2. Aux termes de l'article 20 de la loi du 10 juillet 1991 relative à l'aide juridique : " Dans les cas d'urgence () l'admission provisoire à l'aide juridictionnelle peut être prononcée () par la juridiction compétente ou son président () ". Dans les circonstances de l'espèce, il y a lieu de prononcer, en application de ces dispositions, l'admission provisoire du requérant au bénéfice de l'aide juridictionnelle.

Sur l' obligation de quitter le territoire français :

3. Par un arrêté du 21 août 2023 régulièrement publié au recueil des actes administratifs, le préfet de l'Isère a donné à Mme. Cenci sous-préfète chargée de mission , secrétaire générale adjointe de la préfecture , délégation pour signer tous actes à l'exception de décisions limitativement énumérées parmi lesquelles ne figurent pas celles relatives au séjour et à l'éloignement des étrangers. Le moyen tiré de l'incompétence du signataire de l'arrêté attaqué doit, dès lors, être écarté.

4. L'arrêté attaqué mentionne les éléments de fait propres à la situation du requérant et les considérations de droit sur lesquels il se fonde. Il est ainsi suffisamment motivé au regard de l'article L. 211-2 du code des relations entre le public et l'administration

5. le requérant a eu la possibilité de présenter tous les éléments qu'il estimai utiles lors du dépôt de sa demande d'asile et en cours d'instruction de sa demande. En tout état de cause, requérant ne justifient pas d'éléments qu'il aurait vainement tenté de porter à la connaissance du préfet et qui aurait eu une incidence sur le sens de la décision contestée . En conséquence, le moyen tiré de la méconnaissance du principe général du droit de l'Union européenne d'être entendu doit être écarté.
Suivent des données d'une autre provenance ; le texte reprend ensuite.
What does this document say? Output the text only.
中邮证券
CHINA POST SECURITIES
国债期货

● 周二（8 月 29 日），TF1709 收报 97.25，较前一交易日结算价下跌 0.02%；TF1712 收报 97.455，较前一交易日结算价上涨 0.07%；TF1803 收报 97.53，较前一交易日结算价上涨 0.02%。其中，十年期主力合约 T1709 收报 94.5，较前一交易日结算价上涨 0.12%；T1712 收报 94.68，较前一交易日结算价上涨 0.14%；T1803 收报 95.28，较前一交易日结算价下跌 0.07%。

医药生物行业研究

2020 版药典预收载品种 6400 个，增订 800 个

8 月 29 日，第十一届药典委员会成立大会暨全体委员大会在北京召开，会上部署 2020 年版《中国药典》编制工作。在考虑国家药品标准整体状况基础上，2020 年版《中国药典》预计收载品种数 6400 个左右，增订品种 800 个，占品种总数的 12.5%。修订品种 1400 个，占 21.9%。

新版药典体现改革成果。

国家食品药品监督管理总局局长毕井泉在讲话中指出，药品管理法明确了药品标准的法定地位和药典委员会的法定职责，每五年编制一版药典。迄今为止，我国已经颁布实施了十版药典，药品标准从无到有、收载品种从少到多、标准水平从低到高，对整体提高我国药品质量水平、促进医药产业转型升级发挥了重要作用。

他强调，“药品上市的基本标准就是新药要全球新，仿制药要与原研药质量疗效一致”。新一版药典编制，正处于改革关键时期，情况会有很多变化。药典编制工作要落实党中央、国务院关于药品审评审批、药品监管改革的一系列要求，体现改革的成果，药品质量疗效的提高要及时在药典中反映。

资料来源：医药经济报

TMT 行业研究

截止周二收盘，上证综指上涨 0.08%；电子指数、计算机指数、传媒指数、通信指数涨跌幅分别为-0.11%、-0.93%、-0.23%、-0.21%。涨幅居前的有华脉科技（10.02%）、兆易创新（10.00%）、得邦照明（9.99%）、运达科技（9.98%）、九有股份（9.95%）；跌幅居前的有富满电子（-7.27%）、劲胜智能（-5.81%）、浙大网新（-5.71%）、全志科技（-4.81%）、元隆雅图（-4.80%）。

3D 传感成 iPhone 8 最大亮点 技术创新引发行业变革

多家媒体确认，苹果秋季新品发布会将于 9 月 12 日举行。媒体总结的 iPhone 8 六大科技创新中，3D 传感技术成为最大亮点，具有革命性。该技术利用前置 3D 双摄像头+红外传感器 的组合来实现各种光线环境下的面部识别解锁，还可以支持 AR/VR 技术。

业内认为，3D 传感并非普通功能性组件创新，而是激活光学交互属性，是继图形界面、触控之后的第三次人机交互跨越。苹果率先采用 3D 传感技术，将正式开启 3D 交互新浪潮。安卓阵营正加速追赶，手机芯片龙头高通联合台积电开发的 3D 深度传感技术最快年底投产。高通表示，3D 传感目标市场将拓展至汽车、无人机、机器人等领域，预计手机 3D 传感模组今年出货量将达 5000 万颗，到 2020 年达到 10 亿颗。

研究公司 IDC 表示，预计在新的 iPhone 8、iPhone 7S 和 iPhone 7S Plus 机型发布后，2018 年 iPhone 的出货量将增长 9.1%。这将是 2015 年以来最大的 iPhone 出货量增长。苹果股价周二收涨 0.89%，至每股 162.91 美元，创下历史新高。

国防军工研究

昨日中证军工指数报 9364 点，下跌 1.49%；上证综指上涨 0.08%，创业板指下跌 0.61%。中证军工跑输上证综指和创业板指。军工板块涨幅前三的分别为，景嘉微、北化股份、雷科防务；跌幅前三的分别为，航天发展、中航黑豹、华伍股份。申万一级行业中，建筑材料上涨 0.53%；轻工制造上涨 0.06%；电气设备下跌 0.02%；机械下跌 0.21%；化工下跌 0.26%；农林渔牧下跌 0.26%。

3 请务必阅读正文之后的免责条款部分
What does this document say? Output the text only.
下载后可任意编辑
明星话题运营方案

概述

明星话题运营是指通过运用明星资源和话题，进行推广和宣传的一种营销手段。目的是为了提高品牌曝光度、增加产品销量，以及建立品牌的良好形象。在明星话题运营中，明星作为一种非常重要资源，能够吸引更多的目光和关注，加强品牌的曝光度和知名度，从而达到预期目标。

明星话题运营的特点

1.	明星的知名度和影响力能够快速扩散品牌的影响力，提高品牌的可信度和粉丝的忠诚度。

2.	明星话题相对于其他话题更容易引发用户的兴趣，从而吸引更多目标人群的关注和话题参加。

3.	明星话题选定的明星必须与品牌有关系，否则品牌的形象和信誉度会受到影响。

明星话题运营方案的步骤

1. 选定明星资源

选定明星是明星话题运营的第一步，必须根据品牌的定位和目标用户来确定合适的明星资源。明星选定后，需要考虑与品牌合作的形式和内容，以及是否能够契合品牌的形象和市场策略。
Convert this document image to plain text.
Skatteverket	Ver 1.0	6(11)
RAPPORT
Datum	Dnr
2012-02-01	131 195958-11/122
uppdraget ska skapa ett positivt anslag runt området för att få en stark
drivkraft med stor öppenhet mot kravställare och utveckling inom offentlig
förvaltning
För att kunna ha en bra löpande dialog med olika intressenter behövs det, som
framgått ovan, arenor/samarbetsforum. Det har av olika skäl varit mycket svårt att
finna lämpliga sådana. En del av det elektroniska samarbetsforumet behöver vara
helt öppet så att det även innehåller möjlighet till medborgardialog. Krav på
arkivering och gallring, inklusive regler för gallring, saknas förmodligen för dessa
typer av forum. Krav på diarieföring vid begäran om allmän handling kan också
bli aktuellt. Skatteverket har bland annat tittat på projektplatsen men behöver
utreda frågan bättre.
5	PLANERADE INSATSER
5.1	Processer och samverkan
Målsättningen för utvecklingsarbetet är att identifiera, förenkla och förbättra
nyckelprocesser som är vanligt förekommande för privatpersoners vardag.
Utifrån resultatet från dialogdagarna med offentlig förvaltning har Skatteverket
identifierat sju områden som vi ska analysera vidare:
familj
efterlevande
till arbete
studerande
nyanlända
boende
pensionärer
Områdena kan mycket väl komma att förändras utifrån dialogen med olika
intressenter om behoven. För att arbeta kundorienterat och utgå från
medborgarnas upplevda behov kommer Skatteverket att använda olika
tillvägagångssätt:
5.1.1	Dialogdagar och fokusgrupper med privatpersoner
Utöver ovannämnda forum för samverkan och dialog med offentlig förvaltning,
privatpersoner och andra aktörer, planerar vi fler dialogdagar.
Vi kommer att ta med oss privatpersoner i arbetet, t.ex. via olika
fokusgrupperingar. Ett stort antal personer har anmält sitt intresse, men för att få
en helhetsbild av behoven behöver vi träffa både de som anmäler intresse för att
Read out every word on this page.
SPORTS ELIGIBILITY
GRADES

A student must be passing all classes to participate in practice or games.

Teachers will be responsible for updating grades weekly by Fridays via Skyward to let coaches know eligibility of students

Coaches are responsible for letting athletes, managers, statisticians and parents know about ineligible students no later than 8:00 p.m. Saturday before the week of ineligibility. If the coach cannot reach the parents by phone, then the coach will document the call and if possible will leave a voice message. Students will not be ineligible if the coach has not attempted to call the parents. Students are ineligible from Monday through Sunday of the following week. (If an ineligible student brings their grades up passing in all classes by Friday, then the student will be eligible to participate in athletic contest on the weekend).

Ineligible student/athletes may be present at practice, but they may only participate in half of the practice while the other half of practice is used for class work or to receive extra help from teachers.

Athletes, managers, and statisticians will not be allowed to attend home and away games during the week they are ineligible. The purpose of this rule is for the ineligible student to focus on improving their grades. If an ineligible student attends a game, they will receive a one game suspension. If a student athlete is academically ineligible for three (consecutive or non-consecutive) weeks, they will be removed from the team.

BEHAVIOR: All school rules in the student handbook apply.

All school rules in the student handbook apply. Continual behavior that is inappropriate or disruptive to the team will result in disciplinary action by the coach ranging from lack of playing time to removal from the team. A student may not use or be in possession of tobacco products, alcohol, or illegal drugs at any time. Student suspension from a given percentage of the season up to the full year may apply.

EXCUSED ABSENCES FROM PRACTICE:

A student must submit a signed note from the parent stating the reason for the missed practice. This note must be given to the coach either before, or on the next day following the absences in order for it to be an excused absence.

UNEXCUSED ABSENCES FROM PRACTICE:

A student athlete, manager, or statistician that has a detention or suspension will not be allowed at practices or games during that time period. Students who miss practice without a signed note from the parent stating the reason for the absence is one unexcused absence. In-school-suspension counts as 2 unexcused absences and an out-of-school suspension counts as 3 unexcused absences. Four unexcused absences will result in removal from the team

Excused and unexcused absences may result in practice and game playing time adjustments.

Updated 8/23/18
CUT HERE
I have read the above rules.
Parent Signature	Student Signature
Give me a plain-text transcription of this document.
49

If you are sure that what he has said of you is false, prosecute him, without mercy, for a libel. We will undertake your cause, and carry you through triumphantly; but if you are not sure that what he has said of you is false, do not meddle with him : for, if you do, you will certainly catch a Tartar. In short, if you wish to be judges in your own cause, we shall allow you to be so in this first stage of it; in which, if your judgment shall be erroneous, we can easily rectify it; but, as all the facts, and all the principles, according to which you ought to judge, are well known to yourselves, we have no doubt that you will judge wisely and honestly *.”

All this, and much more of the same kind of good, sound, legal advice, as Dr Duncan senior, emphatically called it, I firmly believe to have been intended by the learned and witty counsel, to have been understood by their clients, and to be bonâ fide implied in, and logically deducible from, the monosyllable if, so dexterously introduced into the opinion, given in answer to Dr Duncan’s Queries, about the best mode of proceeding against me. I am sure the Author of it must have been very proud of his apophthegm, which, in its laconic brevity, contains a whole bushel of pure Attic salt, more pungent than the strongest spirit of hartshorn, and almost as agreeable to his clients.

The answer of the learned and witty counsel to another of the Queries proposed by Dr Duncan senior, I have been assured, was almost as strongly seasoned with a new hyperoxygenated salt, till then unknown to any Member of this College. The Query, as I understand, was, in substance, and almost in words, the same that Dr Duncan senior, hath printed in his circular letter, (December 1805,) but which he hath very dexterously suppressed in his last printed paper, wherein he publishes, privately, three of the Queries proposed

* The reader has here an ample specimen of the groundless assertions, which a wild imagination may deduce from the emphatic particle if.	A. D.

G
6. M. D n'établit pas que la Cour nationale du droit d'asile (CNDA) ait été saisie en appel d'une décision de l'Office français de protection des réfugiés et des apatrides (OFPRA) rejetant une demande d'asile le concernant. Il n'est par suite pas fondé à invoque la circonstance que le préfet ne lui aurait pas notifié la décision de la Cour nationale du droit d'asile (CNDA) avant de prendre la décision attaquée .

Sur le refus d'accorder un délai de départ :

7. Le préfet indique dans sa décision les circonstances de droit et de fait pour lesquelles il a refusé d'accorder à requérant un délai de départ le moyen tiré du défaut de motivation de cette décision sera écarté ;

8. Il résulte de ce qui précède que les conclusions à fin d'annulation , d'injonction et tendant à la condamnation de l'État au titre de l'article L 761-1 du code de justice administrative et des articles 37 et 75 de la loi du 10 juillet 1991 de requérant doivent être rejetées.

D E C I D E:

Article 1er : M. D est admis à titre provisoire à l'aide juridictionnelle.

Article 2 : La requête de M. D est rejetée.

Article 3 : Le présent jugement sera notifié à M. D, à Me Schürmann et au préfet de l'Isère .

Rendu public par mise à disposition au greffe le 5 février 2024 .

Le magistrat désigné,

S. C Le greffier,

G.Morand

La République mande et ordonne au préfet de l'Isère , en ce qui le concerne ou à tous commissaires de justice à ce requis en ce qui concerne les voies de droit commun contre les parties privées, de pourvoir à l'exécution de la présente décision.